Mestre Sollarys fez duras críticas à forma como muitos ritos coletivos vêm sendo realizados atualmente. Em vídeo, o sacerdote veio a público por orientação da própria egrégora luciferiana para alertar principalmente profissionais que reúnem centenas de nomes em uma única cerimônia e realizam apenas uma oferta para todos os participantes. Sollarys ressalta que seu posicionamento se refere especificamente ao Luciferianismo e aos trabalhos realizados com divindades ou demônios luciferianos. Segundo ele, outras egrégoras e divindades pertencentes a outros panteões aceitam ritos coletivos, mas, dentro do Luciferianismo, essa prática não é aceita.
Para Sollarys, de acordo com o que a egrégora luciferiana lhe passa, cada pessoa deveria ser tratada individualmente dentro do trabalho.
“Você pega o nome individualmente de cada pessoa e faz uma oferta individual em nome daquela pessoa. Este é aceito. A questão é que, pelo valor que é cobrado, os profissionais não fazem isso porque não compensa financeiramente para eles.”
Um dos principais alertas é sobre a mistura das energias totalmente diferentes umas das outras. Para explicar o risco que enxerga, Sollarys propõe uma reflexão: você consideraria saudável colocar seu nome em um rito coletivo de saúde junto ao de centenas de pessoas que estão enfrentando doenças como câncer, em estados terminais e outros problemas? Você colocaria o nome de um filho em um rito coletivo desse? Para ele, essas energias se cruzam e podem influenciar na vida dos participantes.
“Quando você coloca o nome de todo mundo no chamado bandejão, faz uma única oferta ou não faz nenhuma oferta, você profissional está prejudicando a vida dessa pessoa. Se não acontecer nada, é melhor. Mas a chance de prejudicar e misturar as energias ali é muito grande e geralmente acontece exatamente isso, a vida da pessoa vira do avesso negativamente.”

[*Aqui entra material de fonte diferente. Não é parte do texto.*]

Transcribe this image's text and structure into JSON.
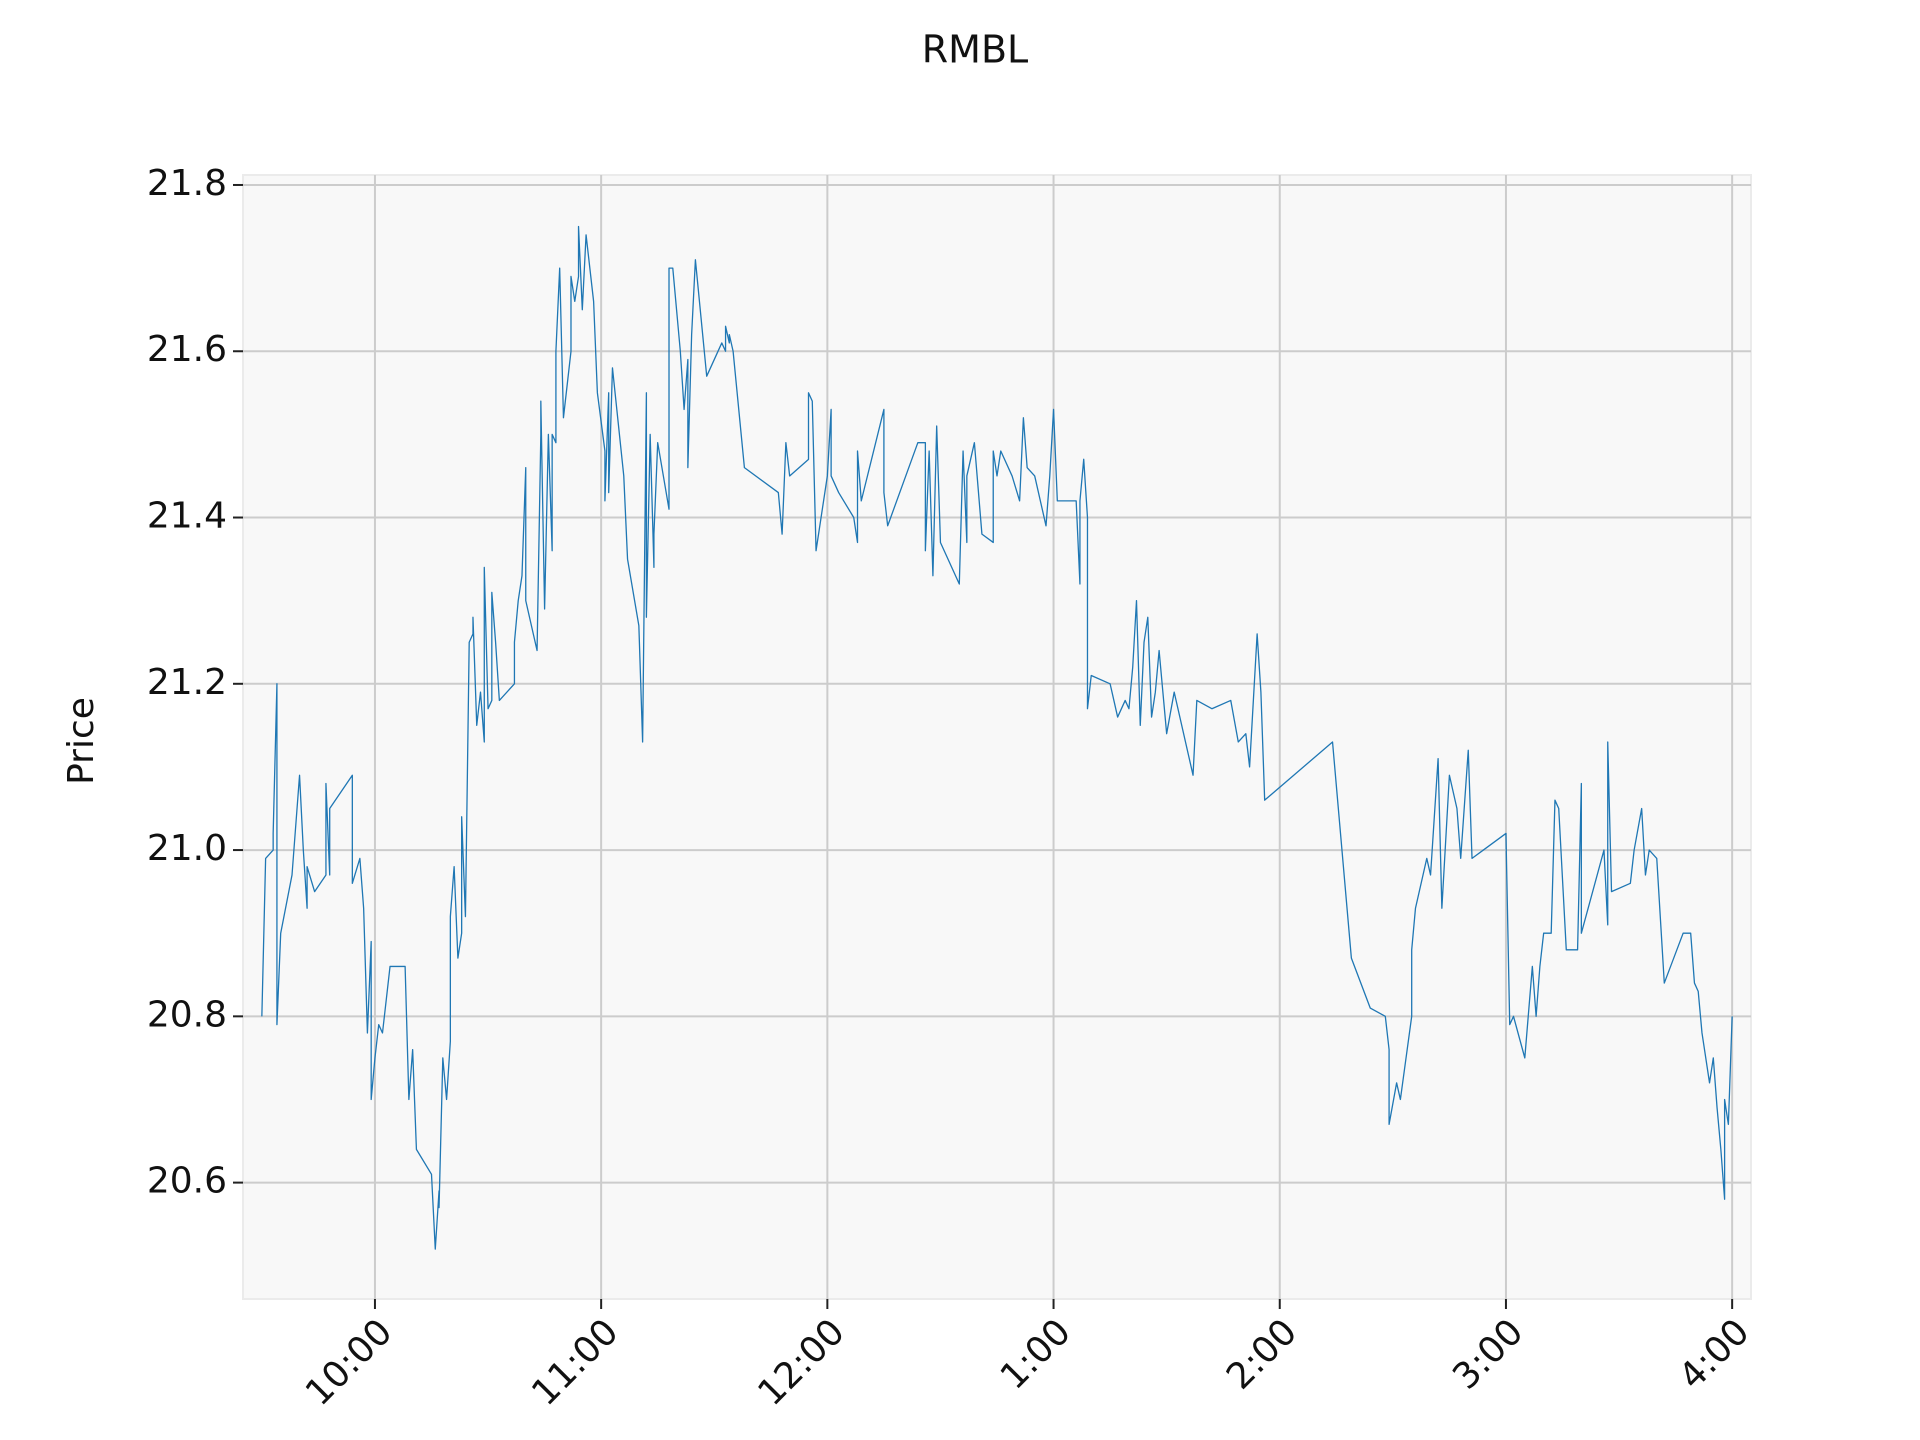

Sollarys deixa claro que a crítica não se aplica aos cultos, festivais ou cerimônias coletivas de louvação, nos quais várias pessoas estão reunidas em torno de uma mesma devoção. Também reforça que sua crítica não deve ser generalizada para outras tradições, egrégoras ou panteões, que podem aceitar a realização de ritos coletivos. O posicionamento apresentado por ele diz respeito especificamente aos ritos envolvendo divindades ou demônios luciferianos, que, segundo sua egrégora, não aceitam esse tipo de prática coletiva. O questionamento é direcionado aos ritos para objetivos individuais mas feitos coletivamente com único interesse comercial (segundo sua visão), como amor, saúde, prosperidade e abertura de caminhos.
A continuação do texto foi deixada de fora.